We came to learn about Funmi through her striking collages, which have been featured in Black Collagists: The Book by Teri Henderson, and exhibited at the Tate Modern, no less. However, it’s clear that Fumni’s ability to communicate, and dig into, complex social ideas goes beyond the medium of collage. She’s also a freelance journalist, having written pieces for industry-leading publications, including Cosmopolitan UK and gal-dem. Here, she shares a little of her journey so far, including how she started out collaging. Plus, some helpful thoughts on the importance of knowing your stuff and seeking mentorship, especially from creatives who share your background. Enjoy!

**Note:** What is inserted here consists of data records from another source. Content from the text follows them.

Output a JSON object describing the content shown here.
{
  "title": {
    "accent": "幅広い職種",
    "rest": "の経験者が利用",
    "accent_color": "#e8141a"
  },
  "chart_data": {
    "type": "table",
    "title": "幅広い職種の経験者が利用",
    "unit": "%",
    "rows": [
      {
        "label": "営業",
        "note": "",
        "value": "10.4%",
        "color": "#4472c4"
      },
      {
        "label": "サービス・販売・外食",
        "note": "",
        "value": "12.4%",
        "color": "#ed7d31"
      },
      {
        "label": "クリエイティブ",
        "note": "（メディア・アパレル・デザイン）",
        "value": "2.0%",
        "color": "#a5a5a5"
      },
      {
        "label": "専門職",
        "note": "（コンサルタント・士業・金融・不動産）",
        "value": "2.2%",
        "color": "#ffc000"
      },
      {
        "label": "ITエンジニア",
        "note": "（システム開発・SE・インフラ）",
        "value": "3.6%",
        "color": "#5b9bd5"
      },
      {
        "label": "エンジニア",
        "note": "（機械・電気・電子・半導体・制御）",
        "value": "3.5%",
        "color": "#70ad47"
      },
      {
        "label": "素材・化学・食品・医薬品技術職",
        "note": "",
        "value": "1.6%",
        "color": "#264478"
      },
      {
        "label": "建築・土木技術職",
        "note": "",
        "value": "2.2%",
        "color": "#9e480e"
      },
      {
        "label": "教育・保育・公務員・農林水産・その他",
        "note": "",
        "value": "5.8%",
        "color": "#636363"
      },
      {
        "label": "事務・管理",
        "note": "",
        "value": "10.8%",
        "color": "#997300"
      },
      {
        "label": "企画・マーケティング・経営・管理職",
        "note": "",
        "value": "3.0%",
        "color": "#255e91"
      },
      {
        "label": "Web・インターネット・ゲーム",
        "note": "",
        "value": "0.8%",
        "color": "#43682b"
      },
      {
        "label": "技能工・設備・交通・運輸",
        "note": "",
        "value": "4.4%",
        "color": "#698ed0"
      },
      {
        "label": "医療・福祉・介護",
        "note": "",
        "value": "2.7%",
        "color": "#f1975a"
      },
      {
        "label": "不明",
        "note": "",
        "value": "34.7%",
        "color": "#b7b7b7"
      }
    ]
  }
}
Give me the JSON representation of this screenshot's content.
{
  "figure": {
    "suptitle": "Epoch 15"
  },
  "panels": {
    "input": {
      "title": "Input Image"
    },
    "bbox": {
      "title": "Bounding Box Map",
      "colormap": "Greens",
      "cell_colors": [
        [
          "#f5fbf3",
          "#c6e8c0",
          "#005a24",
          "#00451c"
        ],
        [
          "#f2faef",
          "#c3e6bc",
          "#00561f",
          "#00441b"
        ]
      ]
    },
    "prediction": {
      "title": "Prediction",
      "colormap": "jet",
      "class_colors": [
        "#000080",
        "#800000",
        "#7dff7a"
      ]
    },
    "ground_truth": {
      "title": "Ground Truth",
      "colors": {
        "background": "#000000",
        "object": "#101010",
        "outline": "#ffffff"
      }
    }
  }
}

Funmi, what’s your creative occupation?
I’m a collage artist and freelance journalist. I started writing and creating art consistently in 2018. As an all-round media professional, communication summarises most of my work.
Where have you been?
I have a multidisciplinary career, evident in how I move seamlessly between different forms of communication. I started collaging when I was in primary school, mainly making mood boards based on fashion, or interesting landscapes. Then, I started submitting my work to places like the now-closed Rookie Mag by Tavi Gevinson, to feature on their site and Instagram. They had these collage kits that I would use to create the collages I would submit. My practice grew from there to where I am now; building my online community on Instagram and getting commissioned by brands and institutions like the Tate, Tinder and more. Additionally, I worked in student media at The Tab Edinburgh for almost two years, as well as interning at The Tab HQ in London.
Where are you now?
At the minute, I’m rounding off my bachelor’s degree and awaiting results. I study English Literature and have enjoyed improving my critical thinking and literary analysis skills over the years. In the meantime, I’m doing any freelance writing and art projects I can get my hands on before moving into the PR industry later this year. I enjoy writing features, where I can give more context behind the news and spotlight key social issues. For instance, I recently wrote a feature for gal-dem where I got to dive into the historical biases behind TikTok beauty trends. I like stories that are conscious of history, and that can track solutions, to see what responses to social issues are and aren’t working – and why.
Where are you going?
I plan on expanding my creative practice in whatever ways feel most natural, and committing to working in line with my values and interests, whatever project comes my way. I don’t like setting specific goals, e.g. working for a certain company, because I like to keep my horizons open.
I’m invested in society and the issues that lie under the surface of what is readily discussed. I love pop culture and finding the answers to questions about what people consume, in terms of ideas and material things.
Finally, what’s occupying your thoughts today?
Different industries require different skills and, at the beginning of your journey, it’s vital to understand what those specific skills and experiences are so that you put yourself in a position to make progress. In my case, I’m a Journalist and started out freelancing and volunteering in student media to learn how to put an article together; the fundamentals of media law, image editing, SEO optimisation and publishing content using WordPress as a CMS. I also joined Twitter for the more invisible, long-term process of networking and sharing my work. Also, seek mentorship from people that look like you. Even if they are from a different background, their insights could be useful if they have a career you aspire to.